A few personal observations on last night’s show:
* New dragon Arlene Dickinson, a Calgary marketing consultant, is quiet but firm – and much tougher than the Season 1 dragon she replaced, Jennifer Wood. Pitchers beware: with Arlene on the panel, your risk factor doubles.
* Kevin O’Leary is in fine form, upbraiding poor pitchers and denouncing bad business ideas as sinful. He told one couple, who had produced a line of sports-related business books, to burn the books rather then keep trying to sell them. He defends his diatribes by saying that it would be much crueler to give entrepreneurs such as these any hope, and so encourage them to waste more of their lives and savings pushing loser ideas any further.
* Robert Herjavec, in this episode anyway, comes off as the sensitive, nurturing dragon. He compliments pitchers on their presentations or their idea before turning down their investment opportunity. At one point he even chastised Kevin for bullying the pitchers, saying there are nicer ways to get the same message across.
* Boston Pizza's Jim Treliving seems to have grown younger and hipper. He’s quipping more and taking greater part in the action. Looks like he’s decided not to be the old guy in the room any more.
* The show itself seemed a little less polished than last year. Some segments went on too long, I thought, with too many silent dramatic pauses that had no emotional payoff.
* The first part of the show disappointed me. It seemed to be reaching for titillation rather than serious business content. The first pitcher was an "edgy" fitness expert, gyrating and showing off his abs. He was followed by two women in bikinis for some bizarre marketing business, who were followed by three entrepreneurs selling oddly shaped plastic cases for protecting lunchbag bananas – an innocent product in itself, but a little too nudge-nudge-wink-wink the way they were scheduled right after the washboard abs and scanty bikinis.
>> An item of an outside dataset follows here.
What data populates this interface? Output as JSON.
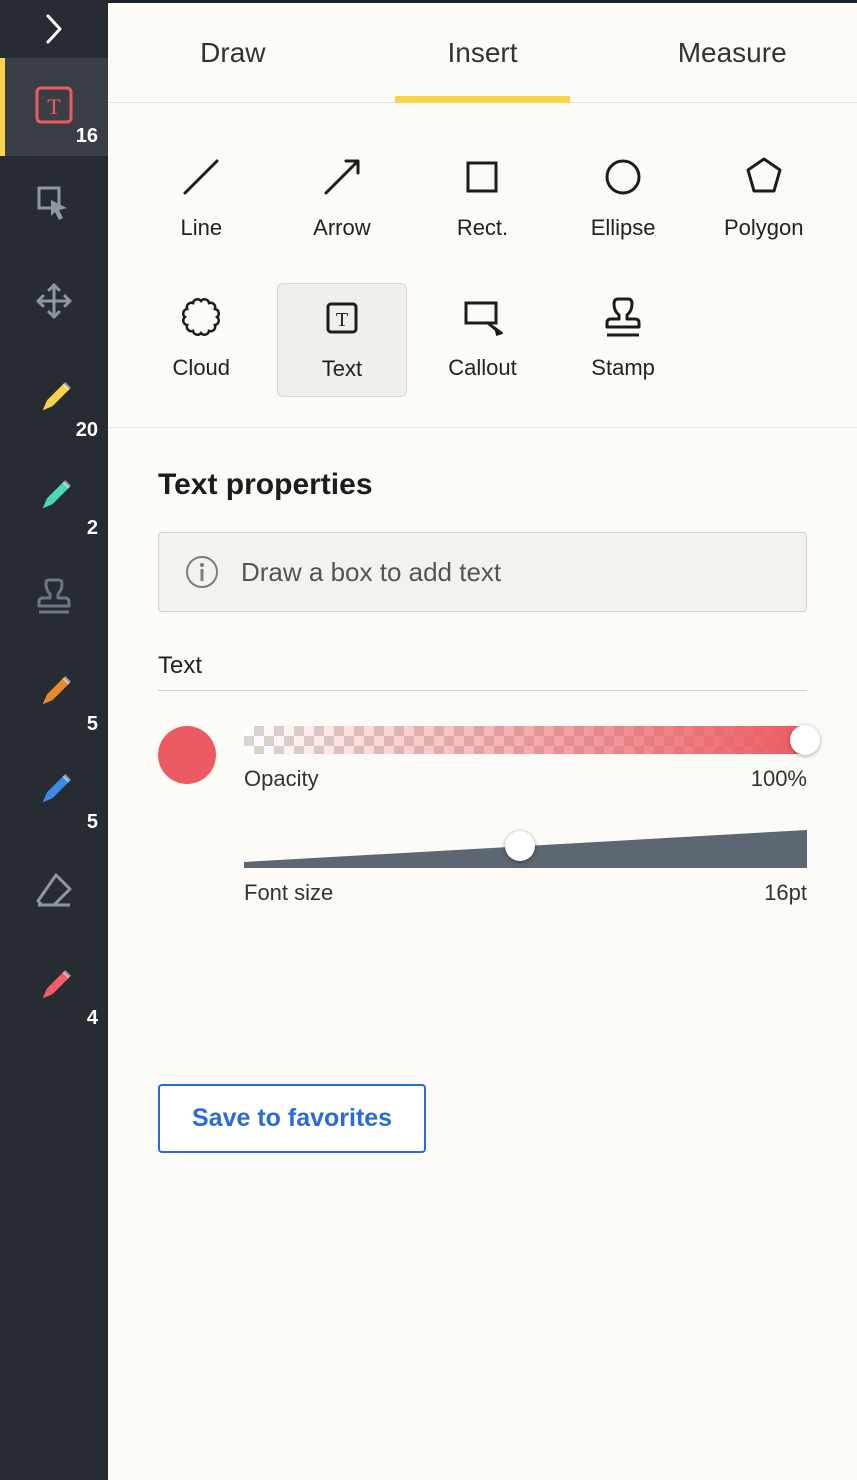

Those quibbles aside, the show was probably as interesting as the best episodes of last year. The one deal that did get done on the show was a nailbiter, with a drawn-out, dramatic ending that reflected the dilemma of the entrepreneurs who appear on the show to pitch for cash: do you accept a lower-than-expected valuation in order to work with the dragons? In other words, do you see them as sources of money only or as positive partners you want to work with?
Having interviewed some of the contestants from last year who sealed deals on the show, only to have those deals fall apart afterward, I’m not sure what the answer is. But it makes for great TV. And great business discussion.
PS: One dragon I talked to agreed with me when I expressed disappointment with some of the editing decisions on last night's show. He says he believes they are pushing entertainment over substance this year – and is curious as to which will attract more viewers.
Personally, I think TV viewers can find sex and double entendres anywhere on the dial. The heightened real-life drama that Dragons’ Den represents is rarer – and far more interesting.
1 comment:
Agreed about the entertainment thing. I canceled my TV service 19 months ago because there was so little actual content. Now I get everything from blogs or video sites.
I'm a recent university graduate and during my business plan course Dragon's Den was a topic of discussion almost every week.